Intervista a Ornella Albanese

Ringrazio Ornella per aver accettato l’invito de Il giornale delle buone notizie e le do il benvenuto.

Il falconiere dei re, il tuo ultimo romanzo, è ambientato nel XIII secolo. Protagonisti sono Federico II di Svevia e Matthias, il suo giovane falconiere e voce narrante. Cosa ti ha affascinata di questa figura storica tanto da costruire un romanzo sulle vicende del suo casato?

Ho sempre subito il fascino di Federico, fin da quando ho visto Castel del Monte, un edificio magnifico, che mi è apparso come un compendio in pietra del suo sapere. E infatti il mio primo romanzo per i Mondadori Classic si svolgeva proprio all’interno di Castel del Monte, del quale avevo studiato la misteriosa planimetria. Tornando a Il falconiere dei re, l’imperatore è sempre presente nel romanzo, anche dopo la sua morte, perché il giovane Matthias vive per mettere in pratica i suoi insegnamenti. Federico era un uomo fuori dal suo tempo, aveva uno sguardo che andava sempre oltre. Non si poneva confini di alcun genere, ed è stato in grado di realizzare progetti che i suoi contemporanei consideravano visionari. Amava la conoscenza e la promuoveva, riuscendo a illuminare un’epoca buia come il medioevo. Sapeva parlare la lingua dei poveri e la lingua dei potenti. Era un amico leale, ma non perdonava il tradimento.

La descrizione dei luoghi mi ha affascinata, sono vividi. Ora muoio dalla voglia di visitare Lucera. Se possibile, hai l’abitudine di visitare i posti che descrivi?

Questo romanzo è nato proprio dal desiderio di collegare i luoghi che amo di più e che sono stati teatro delle vicende di Federico e dei suoi figli: l’Abruzzo, dove sono nata, la Puglia che ha contribuito a formarmi culturalmente e la medioevale Bologna, dove abito da diversi anni. Nel romanzo ho voluto descrivere quei luoghi che mi hanno suscitato forti emozioni. Tra gli altri, Castel Manfrino in Abruzzo, uno scenario maestoso, ricco di atmosfera, con quel castello che sorge proprio tra due monti gemelli. Oppure il palazzo di re Enzo a Bologna, una struttura solenne e severa che fa subito immaginare il giovane re prigioniero all’interno di una sala regale, ma chiuso di notte in una gabbia.
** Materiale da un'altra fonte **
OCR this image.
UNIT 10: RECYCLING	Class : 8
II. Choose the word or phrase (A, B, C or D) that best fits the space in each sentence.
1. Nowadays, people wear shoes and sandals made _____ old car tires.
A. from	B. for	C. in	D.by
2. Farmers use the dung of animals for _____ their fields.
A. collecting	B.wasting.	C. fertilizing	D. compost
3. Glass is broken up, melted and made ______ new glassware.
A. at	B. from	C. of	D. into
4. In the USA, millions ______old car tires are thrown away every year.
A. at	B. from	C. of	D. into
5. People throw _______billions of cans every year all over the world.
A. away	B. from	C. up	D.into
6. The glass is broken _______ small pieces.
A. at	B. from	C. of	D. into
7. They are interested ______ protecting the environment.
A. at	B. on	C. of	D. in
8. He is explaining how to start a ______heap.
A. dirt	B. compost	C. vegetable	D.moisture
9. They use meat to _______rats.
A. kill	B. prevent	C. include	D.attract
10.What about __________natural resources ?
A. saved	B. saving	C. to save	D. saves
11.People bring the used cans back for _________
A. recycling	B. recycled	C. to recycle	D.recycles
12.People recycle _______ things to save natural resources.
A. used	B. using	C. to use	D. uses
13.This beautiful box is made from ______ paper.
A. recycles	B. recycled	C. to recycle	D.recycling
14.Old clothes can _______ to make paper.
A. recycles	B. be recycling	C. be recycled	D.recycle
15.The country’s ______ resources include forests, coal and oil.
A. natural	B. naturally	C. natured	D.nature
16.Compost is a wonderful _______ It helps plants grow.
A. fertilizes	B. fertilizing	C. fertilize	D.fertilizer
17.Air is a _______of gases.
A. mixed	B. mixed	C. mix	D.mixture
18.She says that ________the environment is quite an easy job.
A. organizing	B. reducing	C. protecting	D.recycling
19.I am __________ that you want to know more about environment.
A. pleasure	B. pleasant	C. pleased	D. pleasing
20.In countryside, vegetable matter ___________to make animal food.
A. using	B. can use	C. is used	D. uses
La narrazione degli eventi storici si intreccia e fonde abilmente con le vicissitudini di Matthias e Lucretia, tanto che chi legge non riesce a distinguere dove finisce la Storia e inizia l’invenzione poetica. A chi ti sei ispirata per costruire questi personaggi?

Desideravo un protagonista che riuscisse, fin da bambino, ad attrarre l’attenzione di un uomo come Federico, e quale poteva essere la chiave se non l’amore per la caccia e per i falconi? Federico sosteneva di aver trasmesso ai propri figli, insieme con il sangue, anche la passione per la caccia, quindi non poteva non essere colpito da un bambino che amava i falconi. Accanto a Matthias, ormai adulto, ho voluto una donna che fosse altrettanto appassionata e leale, ma allo stesso tempo irraggiungibile per lui. Entrambi i personaggi non sono stati pensati a tavolino, ma si sono “creati” man mano che procedevo nella stesura, con situazioni, tensioni e colpi di scena che hanno colto di sorpresa anche me. E così la loro storia si è intrecciata senza forzature alle vicende di una Storia più ampia.